Currently, there are more than a dozen individuals who have gathered at the U.S. capitol on the grounds of the National Mall in order to show solidarity with the estimated 11 million undocumented immigrants living and working in the U.S. All are hoping for a swift decision to be made on the proposed immigration bill.
The proposed bill has already passed the Senate, but has faced serious resistance at the House of Representatives. With only a handful of days left for the House to decide on the bill's fate, these activists are hoping that their courageous acts will encourage the House to finally pass the bill.
At this point, four of the fasters were forced to discontinue their efforts when they required medical attention and a brief hospital stay. Some of the fasters are undocumented immigrants themselves who are more than ready for a change, while others include activists who normally focus their attention on issues related to labor, human rights, and faith-based issues.
These activists have set up tents on the grounds and have been visited by many. These visitors include Vice President Biden, members of Congress, Cabinet members, and President Obama himself.
News of this fast has spread and other groups throughout the country have participated in similar acts in order to show support of the group in D.C. In Long Island, there were thirty people in attendance at a fast that took place at a local mosque. Participants wanted the U.S. Government to understand that there is a great need for immigration reform. One of the organizers of this fast stated that she considers fasting to be more than a physical act. For her, it's a “symbolic fast. It is the hunger of my community for a life of respect and dignity.”
The group in D.C. has also had support from lawmakers throughout the nation who have participated in the fast. Representative Joe Kennedy (D-Mass.) pledged to go without food for 24 hours as a sign of fellowship with the other fasters.
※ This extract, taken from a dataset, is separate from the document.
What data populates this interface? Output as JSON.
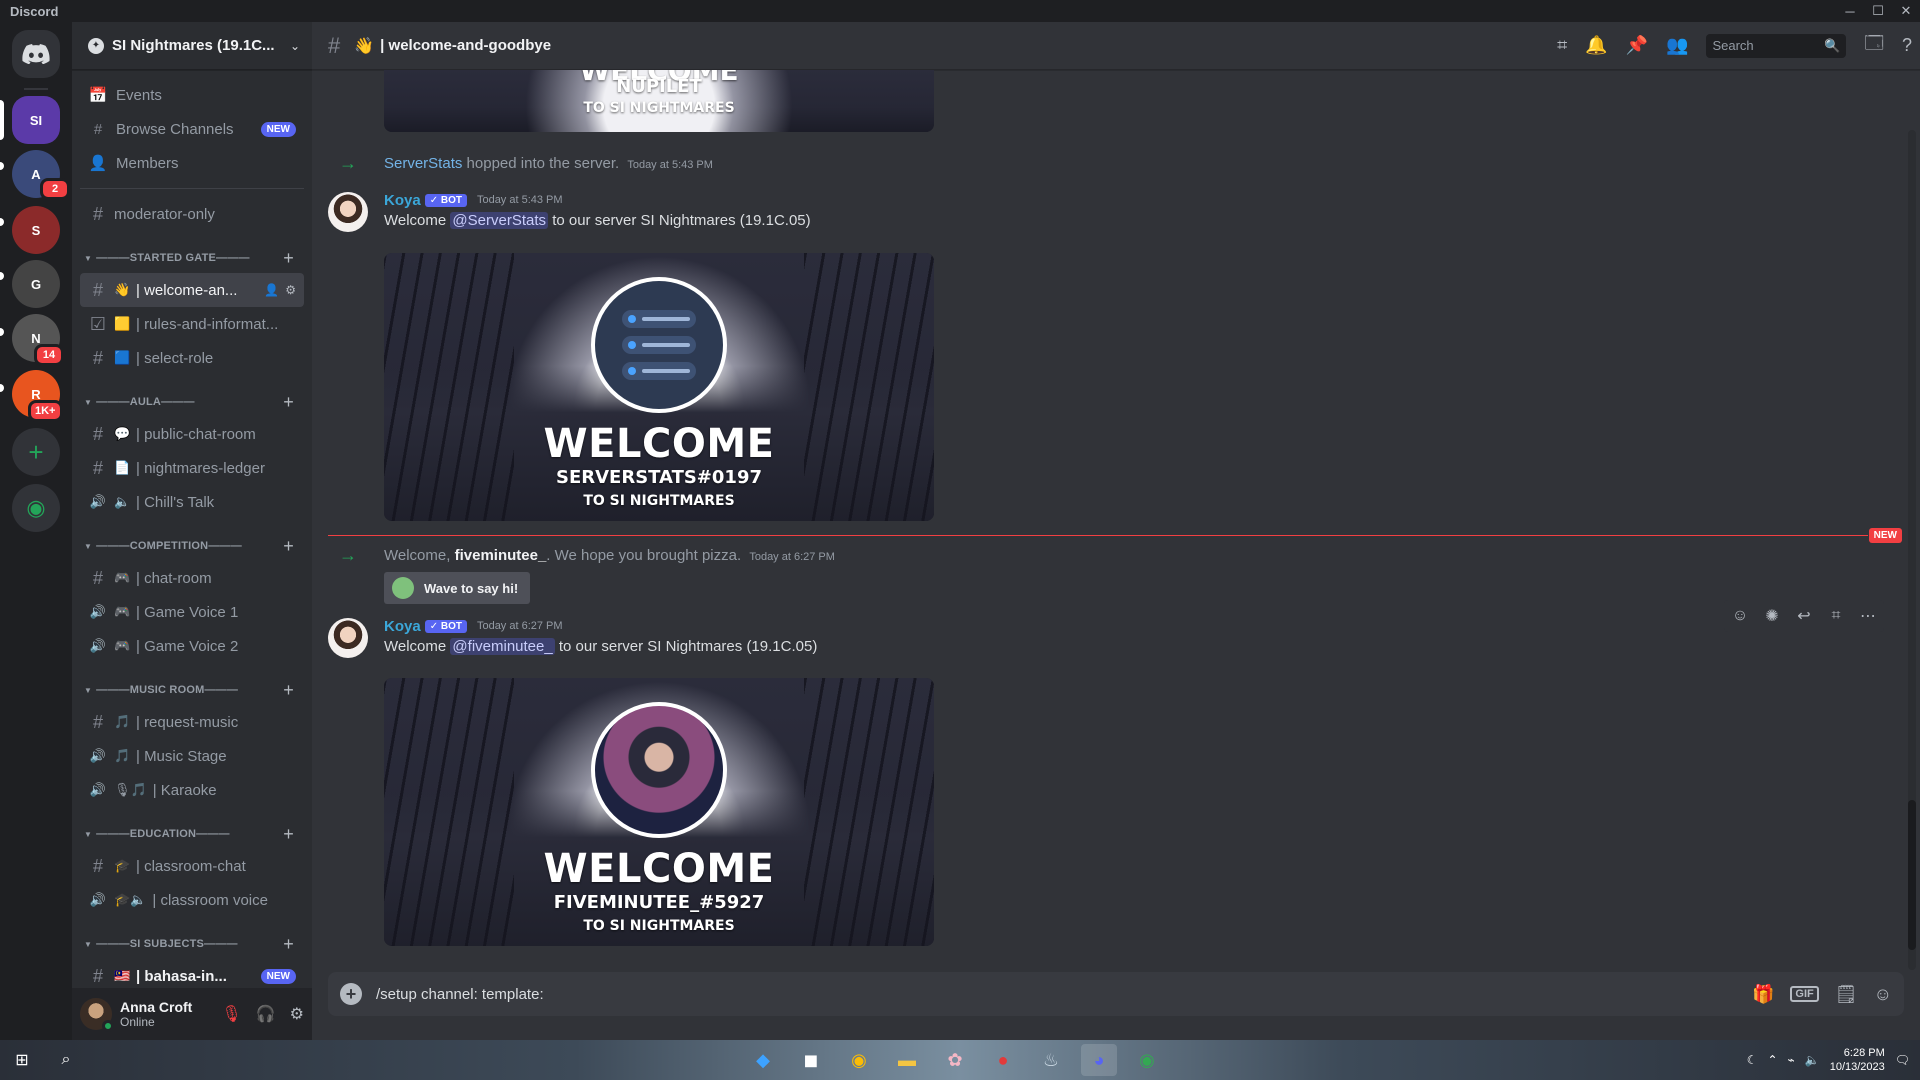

The plan is to have another member of Congress take over each day in order to continue the showing of solidarity.
Meanwhile, California activists planned to “occupy” House Majority Whip Kevin McCarthy's district office until December 13. Others in the area pledged to visit neighborhoods in order to speak with residents about immigration reform.
Of course, the ideal end result from all of these efforts would be for the House to pass the proposed immigration reform bill before it adjourns for the year. However, whether the bill is passed during this legislative session or not, it will likely not cease the efforts of advocates and protesters throughout the nation and the world who seek immigration reform in the United States.